El problema real de un despacho
En un despacho el activo más caro es la hora de un abogado, y buena parte de esa hora se está yendo en trabajo que no se puede facturar a nadie. No es un problema de esfuerzo: es un problema de procesos que siguen dependiendo de la memoria y del correo.
- Expedientes repartidos entre carpetas compartidas, bandejas de correo y hojas de cálculo, sin una única versión buena.

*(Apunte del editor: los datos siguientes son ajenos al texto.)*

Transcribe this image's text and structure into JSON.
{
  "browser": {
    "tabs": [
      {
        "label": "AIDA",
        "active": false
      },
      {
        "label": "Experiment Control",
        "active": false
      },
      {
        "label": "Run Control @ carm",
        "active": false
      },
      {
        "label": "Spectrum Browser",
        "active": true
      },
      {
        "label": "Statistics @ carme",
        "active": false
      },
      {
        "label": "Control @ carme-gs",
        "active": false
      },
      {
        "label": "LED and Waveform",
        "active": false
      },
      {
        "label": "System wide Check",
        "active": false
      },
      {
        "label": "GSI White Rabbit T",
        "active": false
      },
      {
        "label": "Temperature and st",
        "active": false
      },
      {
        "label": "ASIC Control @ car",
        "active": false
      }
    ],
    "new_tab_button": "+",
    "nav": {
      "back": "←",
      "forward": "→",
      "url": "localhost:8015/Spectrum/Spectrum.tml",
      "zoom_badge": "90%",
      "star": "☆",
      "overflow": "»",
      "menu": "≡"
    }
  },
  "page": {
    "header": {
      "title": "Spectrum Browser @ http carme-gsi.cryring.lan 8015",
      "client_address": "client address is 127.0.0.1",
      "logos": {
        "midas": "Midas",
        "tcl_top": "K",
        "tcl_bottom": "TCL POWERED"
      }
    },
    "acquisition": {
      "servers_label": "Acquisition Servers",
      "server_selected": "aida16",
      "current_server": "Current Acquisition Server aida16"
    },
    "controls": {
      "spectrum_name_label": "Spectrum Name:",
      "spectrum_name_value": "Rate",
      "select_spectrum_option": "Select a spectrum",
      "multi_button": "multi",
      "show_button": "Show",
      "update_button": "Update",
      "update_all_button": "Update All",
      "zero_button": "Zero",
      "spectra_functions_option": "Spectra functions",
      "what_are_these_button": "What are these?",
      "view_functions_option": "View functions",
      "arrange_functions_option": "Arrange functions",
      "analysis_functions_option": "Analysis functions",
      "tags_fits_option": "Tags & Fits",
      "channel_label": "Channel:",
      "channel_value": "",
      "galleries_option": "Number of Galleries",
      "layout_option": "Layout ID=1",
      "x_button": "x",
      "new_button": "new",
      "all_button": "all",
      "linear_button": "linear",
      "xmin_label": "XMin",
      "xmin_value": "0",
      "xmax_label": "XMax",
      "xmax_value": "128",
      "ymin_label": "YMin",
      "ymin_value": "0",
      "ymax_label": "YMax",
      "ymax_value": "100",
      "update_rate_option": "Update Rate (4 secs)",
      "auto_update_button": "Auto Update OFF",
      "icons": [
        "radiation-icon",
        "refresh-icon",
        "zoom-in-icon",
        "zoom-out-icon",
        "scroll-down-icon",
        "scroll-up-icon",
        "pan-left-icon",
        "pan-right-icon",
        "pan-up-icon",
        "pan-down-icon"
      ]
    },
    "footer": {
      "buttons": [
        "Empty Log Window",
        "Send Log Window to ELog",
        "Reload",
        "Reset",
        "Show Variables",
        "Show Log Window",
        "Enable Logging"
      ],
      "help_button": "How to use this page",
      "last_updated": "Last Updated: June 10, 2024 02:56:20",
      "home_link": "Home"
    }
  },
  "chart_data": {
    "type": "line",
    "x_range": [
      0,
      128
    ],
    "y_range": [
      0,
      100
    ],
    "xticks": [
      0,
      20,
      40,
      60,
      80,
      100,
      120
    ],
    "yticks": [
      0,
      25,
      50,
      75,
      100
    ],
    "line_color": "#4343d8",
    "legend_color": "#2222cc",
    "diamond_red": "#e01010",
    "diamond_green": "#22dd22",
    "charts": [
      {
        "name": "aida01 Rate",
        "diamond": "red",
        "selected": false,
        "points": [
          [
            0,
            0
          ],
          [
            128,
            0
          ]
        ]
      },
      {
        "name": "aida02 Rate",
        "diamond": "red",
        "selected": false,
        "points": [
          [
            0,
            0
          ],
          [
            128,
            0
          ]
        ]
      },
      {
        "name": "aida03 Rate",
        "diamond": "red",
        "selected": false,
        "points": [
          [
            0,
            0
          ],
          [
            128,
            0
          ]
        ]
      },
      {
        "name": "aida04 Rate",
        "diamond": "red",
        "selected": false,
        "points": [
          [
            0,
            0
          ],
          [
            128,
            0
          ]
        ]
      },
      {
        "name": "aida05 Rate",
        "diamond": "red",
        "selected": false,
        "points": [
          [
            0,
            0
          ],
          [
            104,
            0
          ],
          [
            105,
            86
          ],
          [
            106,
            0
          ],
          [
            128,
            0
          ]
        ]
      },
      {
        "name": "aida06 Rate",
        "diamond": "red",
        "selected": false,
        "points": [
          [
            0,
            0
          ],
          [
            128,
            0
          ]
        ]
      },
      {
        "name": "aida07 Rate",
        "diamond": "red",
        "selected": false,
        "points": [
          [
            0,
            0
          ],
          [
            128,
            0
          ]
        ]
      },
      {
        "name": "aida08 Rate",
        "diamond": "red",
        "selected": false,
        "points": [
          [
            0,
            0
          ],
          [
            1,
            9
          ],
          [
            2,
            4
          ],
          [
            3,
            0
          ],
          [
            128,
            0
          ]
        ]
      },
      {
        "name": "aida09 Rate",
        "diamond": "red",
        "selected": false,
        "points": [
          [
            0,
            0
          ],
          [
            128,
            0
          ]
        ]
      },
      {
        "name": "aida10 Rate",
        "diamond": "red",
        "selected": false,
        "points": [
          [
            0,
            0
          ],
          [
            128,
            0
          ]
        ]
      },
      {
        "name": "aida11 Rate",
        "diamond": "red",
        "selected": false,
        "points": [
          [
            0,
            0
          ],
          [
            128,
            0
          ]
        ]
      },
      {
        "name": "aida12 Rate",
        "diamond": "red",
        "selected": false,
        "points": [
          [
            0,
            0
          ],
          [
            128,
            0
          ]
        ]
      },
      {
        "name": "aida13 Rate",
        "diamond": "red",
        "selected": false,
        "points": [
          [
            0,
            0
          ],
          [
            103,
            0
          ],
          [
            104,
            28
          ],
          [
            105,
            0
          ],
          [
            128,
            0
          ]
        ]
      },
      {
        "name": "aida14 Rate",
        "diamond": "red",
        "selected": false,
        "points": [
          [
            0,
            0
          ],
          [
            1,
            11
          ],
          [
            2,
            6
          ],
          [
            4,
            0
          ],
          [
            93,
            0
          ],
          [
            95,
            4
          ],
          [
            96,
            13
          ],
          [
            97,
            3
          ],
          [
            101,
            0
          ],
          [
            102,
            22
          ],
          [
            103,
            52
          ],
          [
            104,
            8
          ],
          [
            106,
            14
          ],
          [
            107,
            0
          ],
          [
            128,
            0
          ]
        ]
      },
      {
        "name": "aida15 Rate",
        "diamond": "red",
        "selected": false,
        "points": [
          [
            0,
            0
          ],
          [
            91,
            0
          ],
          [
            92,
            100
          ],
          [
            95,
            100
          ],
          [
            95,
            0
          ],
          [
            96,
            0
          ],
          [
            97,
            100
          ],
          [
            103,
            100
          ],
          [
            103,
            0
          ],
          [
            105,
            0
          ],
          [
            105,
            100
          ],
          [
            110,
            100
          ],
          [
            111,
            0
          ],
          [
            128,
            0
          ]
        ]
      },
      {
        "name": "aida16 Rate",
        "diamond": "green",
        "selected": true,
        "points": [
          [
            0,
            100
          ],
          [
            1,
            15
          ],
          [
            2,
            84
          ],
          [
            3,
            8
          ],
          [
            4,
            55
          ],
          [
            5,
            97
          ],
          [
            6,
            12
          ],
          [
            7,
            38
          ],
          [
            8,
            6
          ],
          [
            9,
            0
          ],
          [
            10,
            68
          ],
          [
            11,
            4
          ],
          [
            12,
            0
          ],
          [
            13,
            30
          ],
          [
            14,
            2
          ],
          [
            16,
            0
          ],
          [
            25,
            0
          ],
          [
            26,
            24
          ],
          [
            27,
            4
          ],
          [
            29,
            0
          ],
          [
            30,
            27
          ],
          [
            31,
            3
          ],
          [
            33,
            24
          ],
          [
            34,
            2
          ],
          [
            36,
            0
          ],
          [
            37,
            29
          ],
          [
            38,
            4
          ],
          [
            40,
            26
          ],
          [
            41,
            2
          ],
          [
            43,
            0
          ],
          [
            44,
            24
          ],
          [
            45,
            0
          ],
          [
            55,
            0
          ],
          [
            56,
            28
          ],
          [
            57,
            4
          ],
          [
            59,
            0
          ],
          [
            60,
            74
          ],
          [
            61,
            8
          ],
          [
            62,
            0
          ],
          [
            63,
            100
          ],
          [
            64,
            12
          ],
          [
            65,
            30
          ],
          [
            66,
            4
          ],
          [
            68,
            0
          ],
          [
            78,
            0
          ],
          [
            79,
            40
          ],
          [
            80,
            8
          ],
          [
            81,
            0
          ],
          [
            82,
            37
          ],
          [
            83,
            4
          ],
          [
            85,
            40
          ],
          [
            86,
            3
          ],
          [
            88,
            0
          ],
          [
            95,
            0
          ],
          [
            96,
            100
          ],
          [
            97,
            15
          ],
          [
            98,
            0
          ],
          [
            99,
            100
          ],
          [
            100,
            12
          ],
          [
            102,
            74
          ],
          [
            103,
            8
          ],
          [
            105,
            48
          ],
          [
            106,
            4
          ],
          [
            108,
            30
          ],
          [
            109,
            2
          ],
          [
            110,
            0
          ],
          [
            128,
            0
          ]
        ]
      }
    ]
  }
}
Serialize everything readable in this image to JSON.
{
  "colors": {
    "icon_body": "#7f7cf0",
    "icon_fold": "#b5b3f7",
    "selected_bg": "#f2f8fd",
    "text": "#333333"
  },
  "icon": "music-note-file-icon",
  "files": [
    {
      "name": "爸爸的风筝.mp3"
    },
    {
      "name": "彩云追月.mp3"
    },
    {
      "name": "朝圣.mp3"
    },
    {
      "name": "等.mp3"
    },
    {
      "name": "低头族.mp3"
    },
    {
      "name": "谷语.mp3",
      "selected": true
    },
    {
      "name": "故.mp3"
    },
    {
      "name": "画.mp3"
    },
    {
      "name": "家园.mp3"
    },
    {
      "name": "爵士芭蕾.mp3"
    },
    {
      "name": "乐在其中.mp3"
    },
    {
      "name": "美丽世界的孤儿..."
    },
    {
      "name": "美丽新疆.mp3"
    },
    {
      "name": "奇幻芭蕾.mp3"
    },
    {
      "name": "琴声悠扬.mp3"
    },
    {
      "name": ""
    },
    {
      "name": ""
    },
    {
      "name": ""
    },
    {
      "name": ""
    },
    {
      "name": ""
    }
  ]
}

- Entrada de casos sin proceso: la consulta llega por teléfono, web o WhatsApp y se enfría porque nadie hace el seguimiento.
- Plazos procesales vigilados a mano, con el riesgo permanente de que se escape uno.
- Documentación que se rehace desde cero cuando ya existía un escrito casi idéntico en otro asunto.
- Clientes que interrumpen el trabajo para preguntar por el estado de su asunto porque nadie les informa antes de que pregunten.
Lo que cuesta cada hora administrativa
Haz la cuenta con tu propia tarifa: si cada abogado del despacho pierde una hora al día en tareas administrativas, en un mes has regalado más de veinte horas facturables por profesional. A eso hay que sumar el coste que no aparece en ninguna hoja: el asunto que no entró por falta de seguimiento y el plazo que estuvo a punto de escaparse.